The shrine is thought to date from the rule of Vespasian, sometime around 79AD, and may have been positioned for travellers both entering and exiting the city of Chester to pay their respects for a good days travelling or trading.

Above. The Eastern side of the shrine, with the carved image of Minerva.

The carving is very badly weathered, but it is surprising that it has actually survived this long, considering both the effects of the weather and vandalism. One theory has it that the image of Minerva was thought to be that of the Virgin Mary, and was therefore saved from any religious vandalism.

Roman Quay, Chester

Roman Quay

The remains of a Roman quay can be found hidden away at the foot of the medieval walls along Nun's Road, to the East of the race course. The quay lies at the point that Black Friars road intersects Nun's Road. The remains consist of an earth covered mound of cut red sandstone, and represent the last remnants of a riverside quay that would have been used to load and unload ships as they sailed up the River Dee to this point. The river would have lapped the foot of the wall here, some four or five metres below the current ground level, providing a good deep, navigable river for the Romans to use. The river silted up over the course of about two thousand years, and receded away to the West. The medieval walls were built on top of the Roman remains, and the race course now occupies the old flood plain.

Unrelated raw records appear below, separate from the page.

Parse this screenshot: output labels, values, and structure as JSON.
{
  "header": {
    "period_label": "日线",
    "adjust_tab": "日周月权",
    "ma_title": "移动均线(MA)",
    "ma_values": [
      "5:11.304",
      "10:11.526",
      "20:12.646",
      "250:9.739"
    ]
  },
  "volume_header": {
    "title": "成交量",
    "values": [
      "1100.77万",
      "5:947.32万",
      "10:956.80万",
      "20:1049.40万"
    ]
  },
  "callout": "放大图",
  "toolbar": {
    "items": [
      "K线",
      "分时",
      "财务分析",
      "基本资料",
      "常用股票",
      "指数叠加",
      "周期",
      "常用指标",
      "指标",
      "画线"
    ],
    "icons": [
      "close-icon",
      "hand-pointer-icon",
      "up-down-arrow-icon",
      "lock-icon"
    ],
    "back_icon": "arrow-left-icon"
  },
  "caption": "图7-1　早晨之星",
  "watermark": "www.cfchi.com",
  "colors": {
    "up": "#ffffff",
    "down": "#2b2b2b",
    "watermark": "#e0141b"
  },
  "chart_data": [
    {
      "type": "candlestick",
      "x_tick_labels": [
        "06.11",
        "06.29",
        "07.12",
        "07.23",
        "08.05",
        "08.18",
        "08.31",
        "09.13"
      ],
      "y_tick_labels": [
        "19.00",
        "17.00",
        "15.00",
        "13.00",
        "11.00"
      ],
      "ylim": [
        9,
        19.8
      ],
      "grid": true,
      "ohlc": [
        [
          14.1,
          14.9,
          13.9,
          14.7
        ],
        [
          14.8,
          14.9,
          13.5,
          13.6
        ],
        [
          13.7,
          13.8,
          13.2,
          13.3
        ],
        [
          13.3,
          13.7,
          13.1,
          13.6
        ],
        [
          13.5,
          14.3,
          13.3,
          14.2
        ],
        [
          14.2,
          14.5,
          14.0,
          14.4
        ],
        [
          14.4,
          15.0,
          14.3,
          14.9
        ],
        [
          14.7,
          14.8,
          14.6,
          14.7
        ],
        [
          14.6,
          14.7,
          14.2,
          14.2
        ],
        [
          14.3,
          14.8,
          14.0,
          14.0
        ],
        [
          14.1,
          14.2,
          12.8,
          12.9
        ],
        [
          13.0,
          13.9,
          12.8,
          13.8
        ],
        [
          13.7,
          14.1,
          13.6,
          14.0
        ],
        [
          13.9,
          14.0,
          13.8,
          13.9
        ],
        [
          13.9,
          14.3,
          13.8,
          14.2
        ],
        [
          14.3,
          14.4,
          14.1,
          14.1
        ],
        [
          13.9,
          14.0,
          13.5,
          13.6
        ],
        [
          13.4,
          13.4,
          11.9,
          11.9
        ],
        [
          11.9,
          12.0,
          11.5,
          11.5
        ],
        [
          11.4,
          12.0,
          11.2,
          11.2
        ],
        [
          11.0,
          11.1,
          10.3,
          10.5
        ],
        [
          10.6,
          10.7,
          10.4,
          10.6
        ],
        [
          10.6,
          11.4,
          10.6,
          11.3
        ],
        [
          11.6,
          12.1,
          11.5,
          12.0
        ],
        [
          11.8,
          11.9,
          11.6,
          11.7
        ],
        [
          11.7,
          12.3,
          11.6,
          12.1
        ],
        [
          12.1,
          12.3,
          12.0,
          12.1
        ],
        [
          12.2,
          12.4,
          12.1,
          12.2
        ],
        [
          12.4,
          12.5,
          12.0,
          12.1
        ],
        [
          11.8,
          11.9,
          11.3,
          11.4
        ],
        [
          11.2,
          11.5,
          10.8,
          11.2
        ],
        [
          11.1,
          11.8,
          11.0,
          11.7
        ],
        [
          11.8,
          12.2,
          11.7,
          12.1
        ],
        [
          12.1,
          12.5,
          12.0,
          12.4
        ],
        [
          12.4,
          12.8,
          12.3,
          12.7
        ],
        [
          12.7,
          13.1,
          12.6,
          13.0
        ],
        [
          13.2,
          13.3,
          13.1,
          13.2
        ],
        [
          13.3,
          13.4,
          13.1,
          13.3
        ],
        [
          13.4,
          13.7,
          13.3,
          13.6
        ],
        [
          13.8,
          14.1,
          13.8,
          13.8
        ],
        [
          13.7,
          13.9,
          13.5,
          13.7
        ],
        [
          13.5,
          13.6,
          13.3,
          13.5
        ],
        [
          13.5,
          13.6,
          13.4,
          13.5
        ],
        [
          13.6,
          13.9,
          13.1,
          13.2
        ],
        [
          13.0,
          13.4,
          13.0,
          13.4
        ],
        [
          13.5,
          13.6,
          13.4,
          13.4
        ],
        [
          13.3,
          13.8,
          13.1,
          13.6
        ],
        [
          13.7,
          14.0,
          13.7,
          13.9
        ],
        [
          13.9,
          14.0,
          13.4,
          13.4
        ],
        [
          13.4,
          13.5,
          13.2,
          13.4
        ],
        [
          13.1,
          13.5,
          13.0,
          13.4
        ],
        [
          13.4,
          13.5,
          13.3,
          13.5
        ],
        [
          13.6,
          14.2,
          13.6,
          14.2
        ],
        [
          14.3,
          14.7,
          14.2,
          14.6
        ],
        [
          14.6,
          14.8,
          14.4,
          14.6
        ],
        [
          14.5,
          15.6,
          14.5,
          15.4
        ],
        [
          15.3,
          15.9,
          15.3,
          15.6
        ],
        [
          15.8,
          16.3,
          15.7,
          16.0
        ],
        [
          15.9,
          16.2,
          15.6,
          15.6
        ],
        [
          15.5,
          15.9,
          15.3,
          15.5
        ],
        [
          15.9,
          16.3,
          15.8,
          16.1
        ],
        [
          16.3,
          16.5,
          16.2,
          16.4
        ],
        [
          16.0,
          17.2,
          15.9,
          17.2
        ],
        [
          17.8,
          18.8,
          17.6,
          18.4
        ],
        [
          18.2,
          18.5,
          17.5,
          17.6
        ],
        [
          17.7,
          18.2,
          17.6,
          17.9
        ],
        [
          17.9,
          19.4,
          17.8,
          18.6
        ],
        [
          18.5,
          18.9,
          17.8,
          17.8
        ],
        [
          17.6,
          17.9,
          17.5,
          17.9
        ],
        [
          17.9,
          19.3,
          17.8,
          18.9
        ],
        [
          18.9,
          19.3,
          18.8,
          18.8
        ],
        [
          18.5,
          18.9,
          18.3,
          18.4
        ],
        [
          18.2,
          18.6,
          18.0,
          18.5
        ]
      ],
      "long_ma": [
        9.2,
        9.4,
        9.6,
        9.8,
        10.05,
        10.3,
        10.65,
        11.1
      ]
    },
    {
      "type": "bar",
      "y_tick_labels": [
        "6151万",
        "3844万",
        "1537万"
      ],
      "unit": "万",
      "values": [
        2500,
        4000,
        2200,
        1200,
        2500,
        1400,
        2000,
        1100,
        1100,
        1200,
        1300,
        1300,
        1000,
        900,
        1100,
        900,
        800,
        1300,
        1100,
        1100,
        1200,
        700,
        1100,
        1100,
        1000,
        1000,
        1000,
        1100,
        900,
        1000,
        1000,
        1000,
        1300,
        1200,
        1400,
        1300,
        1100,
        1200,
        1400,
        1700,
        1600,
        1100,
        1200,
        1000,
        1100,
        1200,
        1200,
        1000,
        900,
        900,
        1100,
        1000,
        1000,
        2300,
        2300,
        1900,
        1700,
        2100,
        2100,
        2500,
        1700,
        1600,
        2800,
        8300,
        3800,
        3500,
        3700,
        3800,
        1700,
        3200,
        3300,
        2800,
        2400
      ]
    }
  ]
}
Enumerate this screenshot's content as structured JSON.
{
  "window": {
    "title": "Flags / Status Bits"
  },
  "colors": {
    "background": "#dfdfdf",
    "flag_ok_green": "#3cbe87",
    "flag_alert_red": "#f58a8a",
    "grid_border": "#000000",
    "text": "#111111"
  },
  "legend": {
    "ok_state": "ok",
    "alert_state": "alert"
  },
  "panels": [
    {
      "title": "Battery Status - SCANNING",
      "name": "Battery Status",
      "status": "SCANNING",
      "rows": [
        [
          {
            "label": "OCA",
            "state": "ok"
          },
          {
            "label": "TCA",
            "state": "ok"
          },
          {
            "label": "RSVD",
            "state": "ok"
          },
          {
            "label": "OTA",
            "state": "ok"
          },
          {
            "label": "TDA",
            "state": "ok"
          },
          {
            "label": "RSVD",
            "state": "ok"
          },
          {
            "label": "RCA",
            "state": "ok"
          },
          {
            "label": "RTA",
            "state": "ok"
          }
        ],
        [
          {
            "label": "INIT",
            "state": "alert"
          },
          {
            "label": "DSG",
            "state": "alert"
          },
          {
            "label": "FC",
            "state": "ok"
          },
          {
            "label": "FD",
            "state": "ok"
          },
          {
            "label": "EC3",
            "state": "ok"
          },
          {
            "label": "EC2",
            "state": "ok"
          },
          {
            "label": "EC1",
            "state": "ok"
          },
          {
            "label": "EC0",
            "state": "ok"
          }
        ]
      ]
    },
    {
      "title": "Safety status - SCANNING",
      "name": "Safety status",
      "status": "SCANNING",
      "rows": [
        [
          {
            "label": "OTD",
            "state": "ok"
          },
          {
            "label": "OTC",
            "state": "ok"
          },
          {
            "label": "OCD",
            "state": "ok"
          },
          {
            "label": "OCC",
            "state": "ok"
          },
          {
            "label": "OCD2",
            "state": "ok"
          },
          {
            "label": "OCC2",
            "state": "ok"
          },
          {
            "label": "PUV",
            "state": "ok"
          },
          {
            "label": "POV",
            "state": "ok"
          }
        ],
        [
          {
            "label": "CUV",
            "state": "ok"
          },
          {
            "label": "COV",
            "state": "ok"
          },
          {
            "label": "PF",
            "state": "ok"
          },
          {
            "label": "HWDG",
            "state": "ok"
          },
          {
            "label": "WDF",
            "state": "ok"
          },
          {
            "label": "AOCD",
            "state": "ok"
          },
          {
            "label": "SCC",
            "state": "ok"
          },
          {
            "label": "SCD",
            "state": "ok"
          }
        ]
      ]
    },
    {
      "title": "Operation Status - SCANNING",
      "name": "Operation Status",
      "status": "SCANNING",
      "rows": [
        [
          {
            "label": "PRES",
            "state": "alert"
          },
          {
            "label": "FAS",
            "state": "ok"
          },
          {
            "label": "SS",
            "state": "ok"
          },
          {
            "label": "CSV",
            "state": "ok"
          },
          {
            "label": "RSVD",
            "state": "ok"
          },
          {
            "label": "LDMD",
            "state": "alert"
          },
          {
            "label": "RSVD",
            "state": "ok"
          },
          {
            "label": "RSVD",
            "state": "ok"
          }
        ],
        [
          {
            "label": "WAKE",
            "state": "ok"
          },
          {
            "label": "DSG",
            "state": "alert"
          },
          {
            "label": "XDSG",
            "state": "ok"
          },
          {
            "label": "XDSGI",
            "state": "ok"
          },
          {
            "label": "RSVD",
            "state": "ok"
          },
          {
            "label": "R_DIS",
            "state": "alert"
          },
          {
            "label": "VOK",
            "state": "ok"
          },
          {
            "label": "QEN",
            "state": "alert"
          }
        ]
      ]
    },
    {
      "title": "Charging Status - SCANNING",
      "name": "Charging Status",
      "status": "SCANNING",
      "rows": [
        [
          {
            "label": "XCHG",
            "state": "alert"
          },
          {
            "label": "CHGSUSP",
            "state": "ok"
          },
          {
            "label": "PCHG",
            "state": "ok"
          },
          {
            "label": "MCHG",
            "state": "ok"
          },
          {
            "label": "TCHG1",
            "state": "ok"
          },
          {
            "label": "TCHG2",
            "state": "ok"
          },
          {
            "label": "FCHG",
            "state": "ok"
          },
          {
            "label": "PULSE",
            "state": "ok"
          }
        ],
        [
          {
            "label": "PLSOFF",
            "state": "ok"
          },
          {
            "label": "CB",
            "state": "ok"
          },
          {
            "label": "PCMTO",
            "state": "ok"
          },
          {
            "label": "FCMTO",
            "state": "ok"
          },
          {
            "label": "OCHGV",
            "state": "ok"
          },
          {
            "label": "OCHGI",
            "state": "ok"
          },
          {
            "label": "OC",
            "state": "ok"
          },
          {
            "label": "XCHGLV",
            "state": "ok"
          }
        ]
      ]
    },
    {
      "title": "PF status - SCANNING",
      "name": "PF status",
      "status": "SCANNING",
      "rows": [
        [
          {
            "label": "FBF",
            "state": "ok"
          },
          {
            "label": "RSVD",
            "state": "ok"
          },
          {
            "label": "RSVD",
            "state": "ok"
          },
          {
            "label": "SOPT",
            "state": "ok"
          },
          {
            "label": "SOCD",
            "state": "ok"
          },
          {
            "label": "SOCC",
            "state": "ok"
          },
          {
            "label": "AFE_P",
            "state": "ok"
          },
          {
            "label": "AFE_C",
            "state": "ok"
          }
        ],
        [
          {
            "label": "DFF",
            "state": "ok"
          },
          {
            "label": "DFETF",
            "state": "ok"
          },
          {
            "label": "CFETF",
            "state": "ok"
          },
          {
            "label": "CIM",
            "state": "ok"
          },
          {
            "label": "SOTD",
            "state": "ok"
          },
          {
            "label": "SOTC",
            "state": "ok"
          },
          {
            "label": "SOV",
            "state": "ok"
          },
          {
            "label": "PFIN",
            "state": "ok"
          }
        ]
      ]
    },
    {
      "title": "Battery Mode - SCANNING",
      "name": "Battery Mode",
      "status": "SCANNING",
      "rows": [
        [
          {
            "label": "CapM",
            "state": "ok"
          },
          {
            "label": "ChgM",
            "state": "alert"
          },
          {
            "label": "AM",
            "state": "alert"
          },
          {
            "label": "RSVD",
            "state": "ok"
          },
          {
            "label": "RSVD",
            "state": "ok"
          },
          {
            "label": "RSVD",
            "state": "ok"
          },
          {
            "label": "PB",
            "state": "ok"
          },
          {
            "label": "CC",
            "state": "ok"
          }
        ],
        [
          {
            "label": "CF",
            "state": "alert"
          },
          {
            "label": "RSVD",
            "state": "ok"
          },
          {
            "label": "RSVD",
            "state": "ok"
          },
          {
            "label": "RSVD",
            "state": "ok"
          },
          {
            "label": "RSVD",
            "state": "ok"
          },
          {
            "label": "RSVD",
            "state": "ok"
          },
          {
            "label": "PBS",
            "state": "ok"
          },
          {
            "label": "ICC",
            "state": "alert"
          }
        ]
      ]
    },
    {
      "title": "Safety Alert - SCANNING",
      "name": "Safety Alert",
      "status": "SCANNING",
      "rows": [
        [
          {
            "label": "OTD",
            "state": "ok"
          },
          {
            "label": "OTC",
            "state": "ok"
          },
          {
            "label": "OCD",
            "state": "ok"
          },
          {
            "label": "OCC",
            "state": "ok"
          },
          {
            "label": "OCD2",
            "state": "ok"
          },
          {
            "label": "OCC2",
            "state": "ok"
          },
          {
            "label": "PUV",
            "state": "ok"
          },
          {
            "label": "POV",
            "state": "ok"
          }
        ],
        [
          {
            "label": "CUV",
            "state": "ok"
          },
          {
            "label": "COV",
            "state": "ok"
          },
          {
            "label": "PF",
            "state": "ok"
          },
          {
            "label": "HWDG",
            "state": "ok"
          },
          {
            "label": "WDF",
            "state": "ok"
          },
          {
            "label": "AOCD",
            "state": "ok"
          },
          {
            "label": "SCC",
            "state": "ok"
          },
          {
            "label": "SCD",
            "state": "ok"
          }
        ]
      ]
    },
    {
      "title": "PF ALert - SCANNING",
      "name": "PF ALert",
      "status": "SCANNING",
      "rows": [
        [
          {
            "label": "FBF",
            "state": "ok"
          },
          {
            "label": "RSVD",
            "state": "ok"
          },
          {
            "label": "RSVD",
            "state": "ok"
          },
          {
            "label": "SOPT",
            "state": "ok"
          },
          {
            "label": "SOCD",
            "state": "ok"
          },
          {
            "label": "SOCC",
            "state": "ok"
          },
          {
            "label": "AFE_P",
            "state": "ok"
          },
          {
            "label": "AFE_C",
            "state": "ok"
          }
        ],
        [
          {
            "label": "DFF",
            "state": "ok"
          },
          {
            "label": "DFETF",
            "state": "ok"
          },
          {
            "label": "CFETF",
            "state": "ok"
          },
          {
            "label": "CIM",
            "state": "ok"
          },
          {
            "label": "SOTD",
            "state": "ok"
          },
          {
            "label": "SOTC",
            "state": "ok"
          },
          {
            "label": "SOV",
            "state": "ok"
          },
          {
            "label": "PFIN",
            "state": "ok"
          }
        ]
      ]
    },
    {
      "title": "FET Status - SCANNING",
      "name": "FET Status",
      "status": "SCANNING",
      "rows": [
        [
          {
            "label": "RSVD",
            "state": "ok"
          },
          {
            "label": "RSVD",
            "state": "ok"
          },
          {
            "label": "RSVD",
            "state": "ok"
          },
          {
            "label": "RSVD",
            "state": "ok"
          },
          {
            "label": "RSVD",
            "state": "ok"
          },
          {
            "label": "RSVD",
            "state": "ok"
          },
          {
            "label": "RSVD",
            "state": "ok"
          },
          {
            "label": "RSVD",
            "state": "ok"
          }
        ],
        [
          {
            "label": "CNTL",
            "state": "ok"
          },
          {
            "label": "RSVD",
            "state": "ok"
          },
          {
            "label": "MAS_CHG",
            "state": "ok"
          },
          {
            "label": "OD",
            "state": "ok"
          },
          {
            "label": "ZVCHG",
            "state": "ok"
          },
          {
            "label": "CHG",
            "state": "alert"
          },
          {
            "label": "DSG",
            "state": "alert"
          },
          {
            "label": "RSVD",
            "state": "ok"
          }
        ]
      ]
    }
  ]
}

Above. Looking along the wall towards the scant remains of the quay.

There's not really much to see, but it's interesting to know that it's there as you walk along the walls above it.

South East angle tower, Chester

South East angle tower

One of 26 towers built around the Roman city of Deva Victrix can be found at the junctions of Newgate Street, Pepper Street and Souters Lane. The tower most likely dates from the end of the 1st century AD or the very early 2nd century AD. 

Above. View of the foundations of the tower from Pepper Street.

The tower was constructed on the inside of the walls rather than projecting beyond the walls. This would have afforded it all the protection that the stone walls could provide, whilst still giving the Roman guards stationed there, great views out over the lands beyond the city. For added defensive protection, there was a twenty foot wide and nine feet deep ditch in front of the walls. 

Above. View of the foundations from the Medieval walls.

The tower is seemingly contemporary with the walls, as both structures are bound together with no difference in building materials or breaks in build. Chester was some 20% larger than any other Roman fort in Britain, even larger than York and London. Some historians have suggested that this could point to Roman intentions to make this their British capital. The nearby amphitheatre is the largest military amphitheatre in Britain.